Im Blickfeld

Orientalisches Immobilienmärchen

Was seit gut einem Jahrzehnt am Persischen Golf aus dem Wüstensand gewachsen ist, fasziniert die Welt. In Dubai wurden Visionen in Beton gegossen, die andernorts als zu teuer, zu utopisch, zu gewaltig galten. Umso beachtlicher ist es, dass ausgerechnet ein ölarmes Golfemirat verstand, Investoren, Architekten und Banken auf der ganzen Welt für die märchenhaften Projekte zu begeistern. Der Welt höchste Wolkenkratzer wetteiferten unter der Sonne Arabiens um den Ruhm des größten Gebäudes.

Dabei konnten es sich die Entwickler sogar leisten, wesentliche Planungsangaben geheim zu halten. Der weltgrößte Flughafen wurde in den Wüstensand gebaut und entwickelte sich zum globalen Drehkreuz. Die luxuriösesten Hotels finden sich in Dubai und die weltgrößte Universität sollte entstehen, um kulturell und technologisch weiter zu den entwickelten Ländern aufzuschließen. Geradezu mit faustischer Energie wollte der Ölstaat die "Welt" verändern: Ob künstliche Inseln oder Wintersport in der Wüste - nichts schien unmöglich. In den Emiraten wurden Märchen wahr.

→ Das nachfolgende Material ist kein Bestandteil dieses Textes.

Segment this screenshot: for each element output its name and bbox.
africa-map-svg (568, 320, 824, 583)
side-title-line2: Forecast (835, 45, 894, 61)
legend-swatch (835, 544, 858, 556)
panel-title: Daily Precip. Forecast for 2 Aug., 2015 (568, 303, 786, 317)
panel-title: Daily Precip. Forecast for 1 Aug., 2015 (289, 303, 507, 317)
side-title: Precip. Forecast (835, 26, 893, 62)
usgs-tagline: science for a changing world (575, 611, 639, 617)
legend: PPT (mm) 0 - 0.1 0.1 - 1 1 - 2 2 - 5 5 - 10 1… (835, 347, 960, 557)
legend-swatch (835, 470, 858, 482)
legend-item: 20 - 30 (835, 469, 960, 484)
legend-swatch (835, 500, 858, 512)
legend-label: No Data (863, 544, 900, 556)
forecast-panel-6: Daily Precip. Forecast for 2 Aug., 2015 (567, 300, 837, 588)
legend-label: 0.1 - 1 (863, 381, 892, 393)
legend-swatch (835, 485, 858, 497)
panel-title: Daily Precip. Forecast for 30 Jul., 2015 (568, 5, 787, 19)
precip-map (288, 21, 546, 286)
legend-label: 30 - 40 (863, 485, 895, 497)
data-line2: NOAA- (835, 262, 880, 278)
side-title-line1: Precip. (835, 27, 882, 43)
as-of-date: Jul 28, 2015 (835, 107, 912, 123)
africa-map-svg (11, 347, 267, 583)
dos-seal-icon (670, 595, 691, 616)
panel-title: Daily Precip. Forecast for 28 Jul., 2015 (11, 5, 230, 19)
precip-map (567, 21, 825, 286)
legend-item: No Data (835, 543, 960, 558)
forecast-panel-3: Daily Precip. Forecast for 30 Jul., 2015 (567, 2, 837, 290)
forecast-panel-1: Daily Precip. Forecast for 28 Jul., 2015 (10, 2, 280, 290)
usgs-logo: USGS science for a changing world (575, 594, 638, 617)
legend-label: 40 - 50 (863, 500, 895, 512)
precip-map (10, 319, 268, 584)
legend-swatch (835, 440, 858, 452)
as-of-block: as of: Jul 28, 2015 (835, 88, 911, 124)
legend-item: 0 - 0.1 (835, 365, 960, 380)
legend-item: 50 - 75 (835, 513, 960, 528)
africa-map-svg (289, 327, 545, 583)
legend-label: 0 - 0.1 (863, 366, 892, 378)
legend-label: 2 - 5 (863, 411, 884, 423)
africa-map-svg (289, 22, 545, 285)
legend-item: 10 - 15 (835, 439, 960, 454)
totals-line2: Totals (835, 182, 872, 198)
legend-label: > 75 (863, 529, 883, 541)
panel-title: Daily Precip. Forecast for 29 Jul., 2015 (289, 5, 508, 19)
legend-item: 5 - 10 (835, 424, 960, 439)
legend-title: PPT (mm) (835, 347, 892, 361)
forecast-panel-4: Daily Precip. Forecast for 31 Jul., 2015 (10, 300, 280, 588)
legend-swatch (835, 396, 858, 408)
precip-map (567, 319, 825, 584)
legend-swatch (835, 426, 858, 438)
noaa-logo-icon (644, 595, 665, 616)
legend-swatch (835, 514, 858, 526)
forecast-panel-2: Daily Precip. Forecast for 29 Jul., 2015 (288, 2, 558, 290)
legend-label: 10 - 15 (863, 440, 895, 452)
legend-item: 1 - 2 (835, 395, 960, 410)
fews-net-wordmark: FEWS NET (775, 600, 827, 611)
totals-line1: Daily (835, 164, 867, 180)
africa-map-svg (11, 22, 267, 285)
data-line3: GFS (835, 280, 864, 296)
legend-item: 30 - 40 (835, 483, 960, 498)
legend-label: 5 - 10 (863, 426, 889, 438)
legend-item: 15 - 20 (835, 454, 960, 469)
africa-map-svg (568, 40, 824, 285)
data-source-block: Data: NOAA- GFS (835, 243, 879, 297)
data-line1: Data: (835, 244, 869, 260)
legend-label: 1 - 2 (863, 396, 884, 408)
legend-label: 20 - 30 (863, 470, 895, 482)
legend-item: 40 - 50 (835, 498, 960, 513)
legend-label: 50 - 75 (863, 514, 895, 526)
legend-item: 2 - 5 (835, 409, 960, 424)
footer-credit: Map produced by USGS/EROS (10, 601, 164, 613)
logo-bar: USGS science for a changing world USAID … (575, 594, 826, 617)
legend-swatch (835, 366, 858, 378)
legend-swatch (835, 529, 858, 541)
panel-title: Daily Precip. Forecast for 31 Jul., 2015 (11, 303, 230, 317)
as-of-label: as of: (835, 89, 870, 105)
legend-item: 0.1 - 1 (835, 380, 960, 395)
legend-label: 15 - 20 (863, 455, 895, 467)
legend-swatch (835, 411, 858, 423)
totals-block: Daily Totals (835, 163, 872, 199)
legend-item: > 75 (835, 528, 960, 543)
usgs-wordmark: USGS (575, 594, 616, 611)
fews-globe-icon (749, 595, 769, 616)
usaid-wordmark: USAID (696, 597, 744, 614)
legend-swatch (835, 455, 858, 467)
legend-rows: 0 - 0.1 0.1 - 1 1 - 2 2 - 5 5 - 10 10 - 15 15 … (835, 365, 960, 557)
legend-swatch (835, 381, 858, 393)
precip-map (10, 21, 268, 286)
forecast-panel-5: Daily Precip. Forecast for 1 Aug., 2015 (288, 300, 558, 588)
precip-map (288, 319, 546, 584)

Doch fürchteten kritische Beobachter schon seit Langem, dass das Wachstum zu dynamisch ist, als dass es organisch und nachhaltig hätte sein können. In Dubai stehen aktuell rund 40 Prozent der Büroflächen leer, ermittelte die Immobilienberatung Knight Frank. Da sich etliche Projekte noch im Bau befinden, dürfte die Quote weiter steigen. Auch im Wohnungssegment fallen die Mieten - in den letzten zwölf Monaten um etwa 47 Prozent. Und während sich Wohnungen und Häuser bis Ende September 2008 im Jahresvergleich noch um etwa 84 Prozent verteuert hatten, verloren sie seitdem rund 47 Prozent an Wert. Ein Grund für die große Volatilität der Preise ist, dass Dubai bislang kaum ein Kriterium erfüllt, mit dem man in Europa, Nordamerika oder Fernost einen Immobilienmarkt definieren würde. Umso erstaunlicher ist es, dass den überdurchschnittlichen Risiken sinkende Renditen gegenüberstanden. Derweil redeten sich die Investoren, die ihr Geld in Dubais Sand setzten, beharrlich ein, dass der Staat stets zahlungsfähig sei. Sie wurden eines Besseren belehrt. Indem der staatseigene Prestigekonzern Dubai World, unter anderem einer der größten Hafenbetreiber weltweit, und dessen Immobiliengesellschaft Nakheel um die Stundung des Schuldendienstes bitten mussten, zeigte sich, in welchem Ausmaß das Wachstum nicht aus eigener Kraft gestemmt wurde, sondern fremdfinanziert war. Die Ernüchterung folgte auf dem Fuß. Dass die Höhe der Türme, der Pomp in den Hotels und die Zahl künstlicher Sandhäufchen im Brackwasser direkt mit der Höhe der Renditen und umgekehrt zum Risiko korrelieren, hat sich als Fata Morgana erwiesen.

Doch dass Dubai in die Gravitation der internationalen Finanzmarktkrise geriet, heißt noch nicht, dass sein Immobilienmarkt keine Zukunft hat. Dubai muss konjunkturell ein paar Gänge zurückschalten. In der jetzt notwendigen Phase der Konsolidierung wird sich durchsetzen, was Substanz hat und nachhaltig ist. Wie schnell Fehler korrigiert werden - zum Beispiel die fehlende Transparenz des Finanz- und Immobilienmarktes entscheidet, wann Dubai sein Wirtschaftswachstum wieder fortsetzt. (Red.)